Eight infants conceived with genetic material from three individuals
In the realm of human reproduction, a groundbreaking technique known as mitochondrial donation is making waves. This innovative approach, which includes procedures like pronuclear transfer, offers a beacon of hope to families at risk of transmitting mitochondrial DNA diseases to their offspring [1][2][4].
One of the key advantages of these techniques is their potential to significantly reduce the risk of mitochondrial diseases in children. By replacing or reducing the pathogenic mitochondrial DNA, these techniques can offer a lifeline to families affected by these conditions [3][4].
However, the use of donor mitochondrial DNA raises ethical questions. The child born through this method technically has genetic material from three sources: the mother, father, and mitochondrial donor. This has sparked debates about the definition of genetic parenthood and the potential future implications for family dynamics and societal norms [3].
The development and refinement of mitochondrial donation techniques represent a significant advancement in reproductive technology, opening possibilities for treating conditions previously considered incurable [2][3]. In countries where it is allowed, such as the UK and Australia, its supporters argue that it could be a promising alternative for certain families [4].
In the UK, eight babies have been born using an experimental technique that involves DNA from three people to avoid passing on rare diseases. Remarkably, all these babies appear free of mitochondrial diseases [5]. It is worth noting that the amount of DNA from the donor is insignificant, representing less than 1% of the baby born through this technique [6].
To ensure the safety and ethical use of this method, all couples who wish to have a child born through mitochondrial donation in the UK must be approved by the country's fertility regulatory authority [7]. Tests during in vitro fertilization usually detect the presence of these mutations, but in rare cases, this is not clear [6].
Looking ahead, future developments in mitochondrial donation will likely focus on refining techniques, expanding access, combining with other technologies, and addressing ethical concerns [1][4]. As the field continues to evolve, so too will our understanding of the implications and potential of this transformative technology.
References: [1] Human Fertilisation and Embryology Authority. (2021). Mitochondrial donation. Retrieved from https://www.hfea.gov.uk/treatments/mitochondrial-donation/ [2] National Health Service. (2021). Mitochondrial donation. Retrieved from https://www.nhs.uk/conditions/fertility-treatments/mitochondrial-donation/ [3] International Society for Stem Cell Research. (2021). Mitochondrial donation. Retrieved from https://www.isscr.org/resources/mitochondrial-donation [4] European Society of Human Reproduction and Embryology. (2021). Mitochondrial donation. Retrieved from https://www.esther.org/guidelines/mitochondrial-donation/ [5] BBC News. (2017). First babies born using three-person IVF in the UK. Retrieved from https://www.bbc.com/news/health-40746411 [6] The Guardian. (2017).
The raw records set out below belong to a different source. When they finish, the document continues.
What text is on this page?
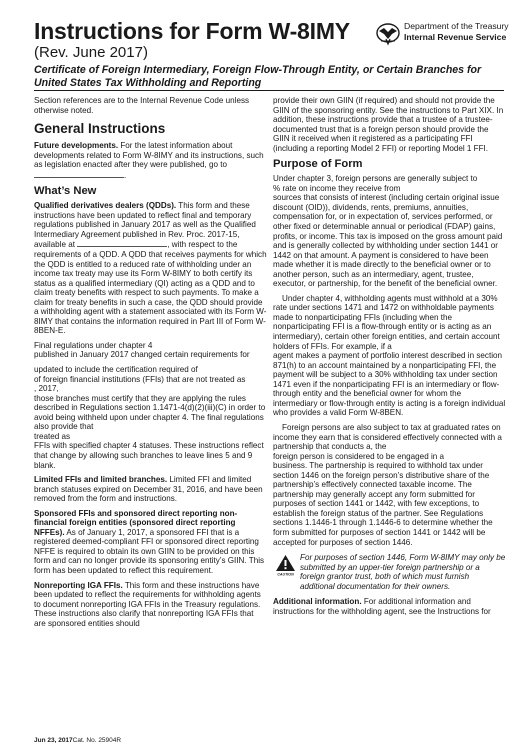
Instructions for Form W-8IMY
(Rev. June 2017)
Certificate of Foreign Intermediary, Foreign Flow-Through Entity, or Certain Branches for United States Tax Withholding and Reporting
Department of the Treasury
Internal Revenue Service

Section references are to the Internal Revenue Code unless otherwise noted.

General Instructions

Future developments. For the latest information about developments related to Form W-8IMY and its instructions, such as legislation enacted after they were published, go to .

What’s New

Qualified derivatives dealers (QDDs). This form and these instructions have been updated to reflect final and temporary regulations published in January 2017 as well as the Qualified Intermediary Agreement published in Rev. Proc. 2017-15, available at	, with respect to the requirements of a QDD. A QDD that receives payments for which the QDD is entitled to a reduced rate of withholding under an income tax treaty may use its Form W-8IMY to both certify its status as a qualified intermediary (QI) acting as a QDD and to claim treaty benefits with respect to such payments. To make a claim for treaty benefits in such a case, the QDD should provide a withholding agent with a statement associated with its Form W-8IMY that contains the information required in Part III of Form W-8BEN-E.

Final regulations under chapter 4
published in January 2017 changed certain requirements for

updated to include the certification required of
of foreign financial institutions (FFIs) that are not treated as
, 2017,
those branches must certify that they are applying the rules described in Regulations section 1.1471-4(d)(2)(iii)(C) in order to avoid being withheld upon under chapter 4. The final regulations also provide that
treated as
FFIs with specified chapter 4 statuses. These instructions reflect that change by allowing such branches to leave lines 5 and 9 blank.

Limited FFIs and limited branches. Limited FFI and limited branch statuses expired on December 31, 2016, and have been removed from the form and instructions.

Sponsored FFIs and sponsored direct reporting non-financial foreign entities (sponsored direct reporting NFFEs). As of January 1, 2017, a sponsored FFI that is a registered deemed-compliant FFI or sponsored direct reporting NFFE is required to obtain its own GIIN to be provided on this form and can no longer provide its sponsoring entity’s GIIN. This form has been updated to reflect this requirement.

Nonreporting IGA FFIs. This form and these instructions have been updated to reflect the requirements for withholding agents to document nonreporting IGA FFIs in the Treasury regulations. These instructions also clarify that nonreporting IGA FFIs that are sponsored entities should

provide their own GIIN (if required) and should not provide the GIIN of the sponsoring entity. See the instructions to Part XIX. In addition, these instructions provide that a trustee of a trustee-documented trust that is a foreign person should provide the GIIN it received when it registered as a participating FFI (including a reporting Model 2 FFI) or reporting Model 1 FFI.

Purpose of Form

Under chapter 3, foreign persons are generally subject to
% rate on income they receive from
sources that consists of interest (including certain original issue discount (OID)), dividends, rents, premiums, annuities, compensation for, or in expectation of, services performed, or other fixed or determinable annual or periodical (FDAP) gains, profits, or income. This tax is imposed on the gross amount paid and is generally collected by withholding under section 1441 or 1442 on that amount. A payment is considered to have been made whether it is made directly to the beneficial owner or to another person, such as an intermediary, agent, trustee, executor, or partnership, for the benefit of the beneficial owner.

Under chapter 4, withholding agents must withhold at a 30% rate under sections 1471 and 1472 on withholdable payments made to nonparticipating FFIs (including when the nonparticipating FFI is a flow-through entity or is acting as an intermediary), certain other foreign entities, and certain account holders of FFIs. For example, if a
agent makes a payment of portfolio interest described in section 871(h) to an account maintained by a nonparticipating FFI, the payment will be subject to a 30% withholding tax under section 1471 even if the nonparticipating FFI is an intermediary or flow-through entity and the beneficial owner for whom the intermediary or flow-through entity is acting is a foreign individual who provides a valid Form W-8BEN.

Foreign persons are also subject to tax at graduated rates on income they earn that is considered effectively connected with a
partnership that conducts a, the
foreign person is considered to be engaged in a
business. The partnership is required to withhold tax under section 1446 on the foreign person’s distributive share of the partnership’s effectively connected taxable income. The partnership may generally accept any form submitted for purposes of section 1441 or 1442, with few exceptions, to establish the foreign status of the partner. See Regulations sections 1.1446-1 through 1.1446-6 to determine whether the form submitted for purposes of section 1441 or 1442 will be accepted for purposes of section 1446.

CAUTION
For purposes of section 1446, Form W-8IMY may only be submitted by an upper-tier foreign partnership or a foreign grantor trust, both of which must furnish additional documentation for their owners.

Additional information. For additional information and instructions for the withholding agent, see the Instructions for

Jun 23, 2017Cat. No. 25904R
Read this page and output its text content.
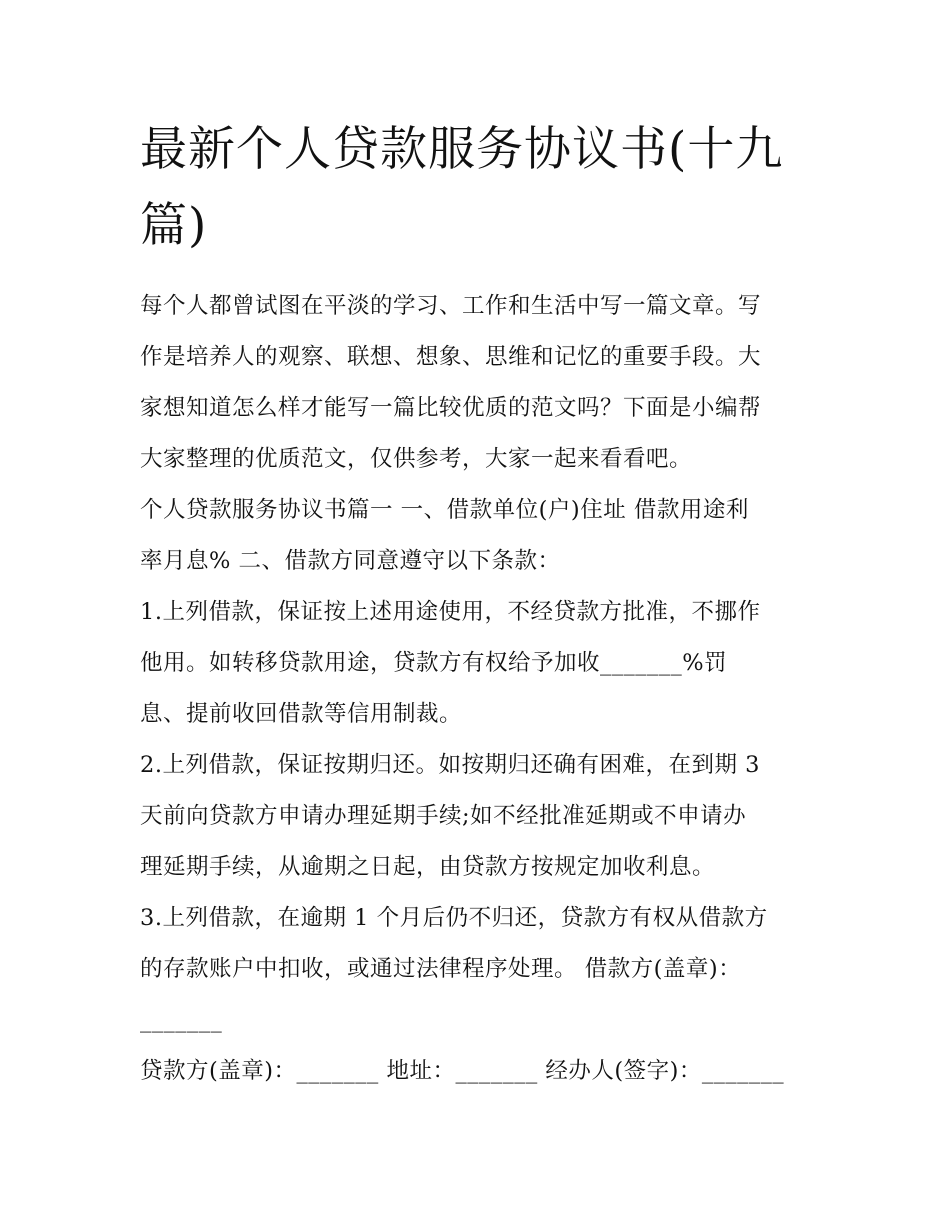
最新个人贷款服务协议书(十九
篇)
每个人都曾试图在平淡的学习、工作和生活中写一篇文章。写
作是培养人的观察、联想、想象、思维和记忆的重要手段。大
家想知道怎么样才能写一篇比较优质的范文吗？下面是小编帮
大家整理的优质范文，仅供参考，大家一起来看看吧。
个人贷款服务协议书篇一 一、借款单位(户)住址 借款用途利
率月息% 二、借款方同意遵守以下条款：
1.上列借款，保证按上述用途使用，不经贷款方批准，不挪作
他用。如转移贷款用途，贷款方有权给予加收_______%罚
息、提前收回借款等信用制裁。
2.上列借款，保证按期归还。如按期归还确有困难，在到期 3
天前向贷款方申请办理延期手续;如不经批准延期或不申请办
理延期手续，从逾期之日起，由贷款方按规定加收利息。
3.上列借款，在逾期 1 个月后仍不归还，贷款方有权从借款方
的存款账户中扣收，或通过法律程序处理。 借款方(盖章)：
_______
贷款方(盖章)：_______ 地址：_______ 经办人(签字)：_______
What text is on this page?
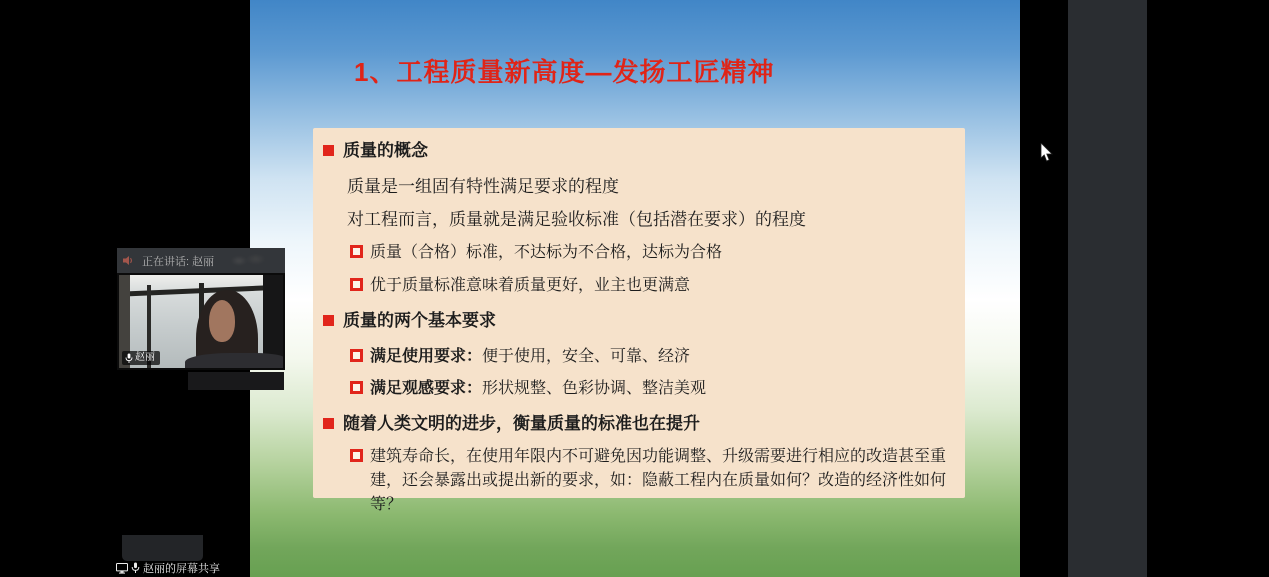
1、工程质量新高度—发扬工匠精神
质量的概念
质量是一组固有特性满足要求的程度
对工程而言，质量就是满足验收标准（包括潜在要求）的程度
质量（合格）标准，不达标为不合格，达标为合格
优于质量标准意味着质量更好，业主也更满意
质量的两个基本要求
满足使用要求：便于使用，安全、可靠、经济
满足观感要求：形状规整、色彩协调、整洁美观
随着人类文明的进步，衡量质量的标准也在提升
建筑寿命长，在使用年限内不可避免因功能调整、升级需要进行相应的改造甚至重建，还会暴露出或提出新的要求，如：隐蔽工程内在质量如何？改造的经济性如何等？
正在讲话: 赵丽
赵丽
赵丽的屏幕共享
Mitochondrial donation: what is it and how does it work? Retrieved from https://www.theguardian.com/science/2017/aug/23/mitochondrial-donation-what-is-it-and-how-does-it-work [7] The Telegraph. (2016). First three-parent baby born in UK using controversial technique. Retrieved from https://www.telegraph.co.uk/news/2016/12/26/first-three-parent-baby-born-uk-using-controversial-technique/
- Science has made advancements in the field of health-and-wellness, as evidenced by the development of mitochondrial donation techniques, which aim to reduce the risk of mitochondrial diseases in children.
- The application of science in health-and-wellness continues to evolve, with ethical debates surrounding the use of donor mitochondrial DNA in the creation of new life, shifting the traditional understanding of genetic parenthood.